Acridotheres | |
---|---|
Common myna, Acridotheres tristis | |
Scientific classification | |
Kingdom: | Animalia |
Phylum: | Chordata |
Class: | Aves |
Order: | Passeriformes |
Family: | Sturnidae |
Genus: |
Acridotheres Vieillot, 1816 |
Species | |
Some 12-16, see text |
Some 12-16, see text
Acridotheres is a genus of starlings, the "typical" mynas, which are tropical members of the family Sturnidae. This genus has representatives in tropical southern Asia from Iran east to southern China and Indonesia. Two species have been introduced widely elsewhere. The common myna has been introduced to South Africa, Israel, Hawaii, North America, Australia and New Zealand, and the crested myna to the Vancouver region of British Columbia.
The Acridotheres mynas are generally dark or dull birds with and fluted calls like most starlings; the sexes are similar. They walk rather than hop, and have modifications to the skull and its muscles for open bill probing. They resemble the hill mynas (Gracula) with which they often co-occur, in having large white or buff wing patches which are obvious in flight and in some also naked areas on the head, but differ in that only the head plumage is glossy, and the underparts tend to be paler. The naked head patches are different in arrangement. Acridotheres mynas are also much more terrestrial than Gracula.

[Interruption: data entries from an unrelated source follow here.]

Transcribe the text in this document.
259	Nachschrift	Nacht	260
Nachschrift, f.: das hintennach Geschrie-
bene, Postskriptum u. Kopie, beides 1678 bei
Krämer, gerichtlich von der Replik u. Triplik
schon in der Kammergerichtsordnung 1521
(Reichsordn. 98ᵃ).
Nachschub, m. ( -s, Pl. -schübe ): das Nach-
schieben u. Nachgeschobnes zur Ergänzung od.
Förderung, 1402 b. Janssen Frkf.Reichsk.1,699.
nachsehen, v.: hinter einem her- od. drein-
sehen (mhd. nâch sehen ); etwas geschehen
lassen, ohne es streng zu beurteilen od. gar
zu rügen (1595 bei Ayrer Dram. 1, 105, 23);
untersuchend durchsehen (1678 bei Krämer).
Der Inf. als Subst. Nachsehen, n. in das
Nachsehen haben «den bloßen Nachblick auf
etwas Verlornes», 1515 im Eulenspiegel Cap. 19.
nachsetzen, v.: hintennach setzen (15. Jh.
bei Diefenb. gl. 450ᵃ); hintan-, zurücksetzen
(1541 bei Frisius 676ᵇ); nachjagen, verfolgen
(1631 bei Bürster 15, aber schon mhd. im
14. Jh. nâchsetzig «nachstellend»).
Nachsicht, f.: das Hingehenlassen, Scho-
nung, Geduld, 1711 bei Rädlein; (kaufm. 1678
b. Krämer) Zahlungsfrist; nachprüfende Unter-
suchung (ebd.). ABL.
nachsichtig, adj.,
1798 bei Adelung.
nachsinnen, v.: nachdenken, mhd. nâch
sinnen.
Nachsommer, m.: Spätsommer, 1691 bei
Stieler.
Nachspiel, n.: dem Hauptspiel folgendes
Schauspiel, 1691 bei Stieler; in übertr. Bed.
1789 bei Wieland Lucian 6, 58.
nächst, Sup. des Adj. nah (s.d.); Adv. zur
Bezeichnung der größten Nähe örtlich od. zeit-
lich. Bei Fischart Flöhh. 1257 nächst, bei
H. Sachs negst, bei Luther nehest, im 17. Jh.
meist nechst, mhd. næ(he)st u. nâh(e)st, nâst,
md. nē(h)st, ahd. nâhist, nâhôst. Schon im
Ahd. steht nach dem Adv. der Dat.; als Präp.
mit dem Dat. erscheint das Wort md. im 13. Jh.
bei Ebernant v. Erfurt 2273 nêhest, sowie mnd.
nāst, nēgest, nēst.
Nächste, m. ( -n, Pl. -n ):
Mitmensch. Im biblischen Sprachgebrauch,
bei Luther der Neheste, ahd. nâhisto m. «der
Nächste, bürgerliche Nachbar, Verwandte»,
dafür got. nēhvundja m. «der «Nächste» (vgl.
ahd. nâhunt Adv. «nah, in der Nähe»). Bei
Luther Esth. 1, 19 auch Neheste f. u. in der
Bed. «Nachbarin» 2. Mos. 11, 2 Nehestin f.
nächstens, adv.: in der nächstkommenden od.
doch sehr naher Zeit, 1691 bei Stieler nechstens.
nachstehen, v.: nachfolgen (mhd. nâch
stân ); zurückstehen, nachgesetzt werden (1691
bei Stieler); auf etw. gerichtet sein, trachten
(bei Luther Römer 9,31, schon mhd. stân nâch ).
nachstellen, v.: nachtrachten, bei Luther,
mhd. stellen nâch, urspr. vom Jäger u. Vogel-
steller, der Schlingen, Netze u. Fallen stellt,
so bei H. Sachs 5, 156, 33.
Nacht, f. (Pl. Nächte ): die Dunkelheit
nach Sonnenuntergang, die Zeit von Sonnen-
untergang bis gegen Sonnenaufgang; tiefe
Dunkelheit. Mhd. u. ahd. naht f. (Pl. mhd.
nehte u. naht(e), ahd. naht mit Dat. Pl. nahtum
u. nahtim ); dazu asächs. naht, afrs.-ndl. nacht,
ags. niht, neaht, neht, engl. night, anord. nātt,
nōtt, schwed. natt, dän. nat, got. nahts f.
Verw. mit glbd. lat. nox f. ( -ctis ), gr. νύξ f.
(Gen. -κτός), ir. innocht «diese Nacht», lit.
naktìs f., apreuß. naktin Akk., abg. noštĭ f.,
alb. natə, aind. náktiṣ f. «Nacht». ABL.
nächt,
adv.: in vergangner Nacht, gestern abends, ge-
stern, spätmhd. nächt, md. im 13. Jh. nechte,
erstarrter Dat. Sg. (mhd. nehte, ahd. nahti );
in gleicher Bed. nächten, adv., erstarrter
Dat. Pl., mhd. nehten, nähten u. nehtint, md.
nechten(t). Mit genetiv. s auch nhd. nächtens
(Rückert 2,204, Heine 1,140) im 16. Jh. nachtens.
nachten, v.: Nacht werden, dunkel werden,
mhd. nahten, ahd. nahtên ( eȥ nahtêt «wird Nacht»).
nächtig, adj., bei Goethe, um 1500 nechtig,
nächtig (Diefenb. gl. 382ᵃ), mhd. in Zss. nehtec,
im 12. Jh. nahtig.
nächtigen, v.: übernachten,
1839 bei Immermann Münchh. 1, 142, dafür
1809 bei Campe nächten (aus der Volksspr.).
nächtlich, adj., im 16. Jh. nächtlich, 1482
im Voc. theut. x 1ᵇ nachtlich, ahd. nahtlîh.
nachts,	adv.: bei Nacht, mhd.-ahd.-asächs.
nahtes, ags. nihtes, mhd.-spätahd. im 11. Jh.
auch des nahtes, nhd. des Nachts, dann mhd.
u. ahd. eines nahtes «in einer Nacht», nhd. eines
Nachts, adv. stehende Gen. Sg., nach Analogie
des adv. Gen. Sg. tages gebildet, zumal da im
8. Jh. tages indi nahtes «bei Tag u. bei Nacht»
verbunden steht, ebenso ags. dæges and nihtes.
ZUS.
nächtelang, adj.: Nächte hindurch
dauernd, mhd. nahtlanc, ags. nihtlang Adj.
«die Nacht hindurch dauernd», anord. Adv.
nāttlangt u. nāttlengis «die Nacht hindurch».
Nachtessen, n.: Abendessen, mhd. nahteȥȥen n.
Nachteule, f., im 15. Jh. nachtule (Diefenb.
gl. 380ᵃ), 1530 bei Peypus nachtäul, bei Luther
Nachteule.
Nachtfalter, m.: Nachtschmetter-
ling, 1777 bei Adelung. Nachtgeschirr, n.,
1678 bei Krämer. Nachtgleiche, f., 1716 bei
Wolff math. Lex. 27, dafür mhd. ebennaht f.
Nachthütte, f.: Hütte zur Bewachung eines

They have bowing courtship displays, whereas Gracula has no visual display. They lay unmarked pale blue eggs.
Several species have frontal crests which become covered with pollen when the birds take nectar from flowers, and may play a role in pollination.
Like most starlings, the Acridotheres mynas are fairly omnivorous, eating fruit, nectar and insects.
Despite being both called "mynas", the Acridotheres mynas are closer related to a group of mainly terrestrial starlings from Eurasia, such as the common starling, and also African ones like the Lamprotornis glossy-starlings. Among these, they are among the larger and duller species; they seem to be one of the major groups to evolve most recently. Apparently, they all arose from ancestors which arrived from Central Asia and adapted to more humid conditions in the Tropics. They presumably were isolated in about their current range when the evolutionary radiation to which they belonged - including the wattled starling and the Sturnia species - was fragmented by desertification at the start of the Early Pliocene, as Earth turned towards the last ice age 5 million years ago.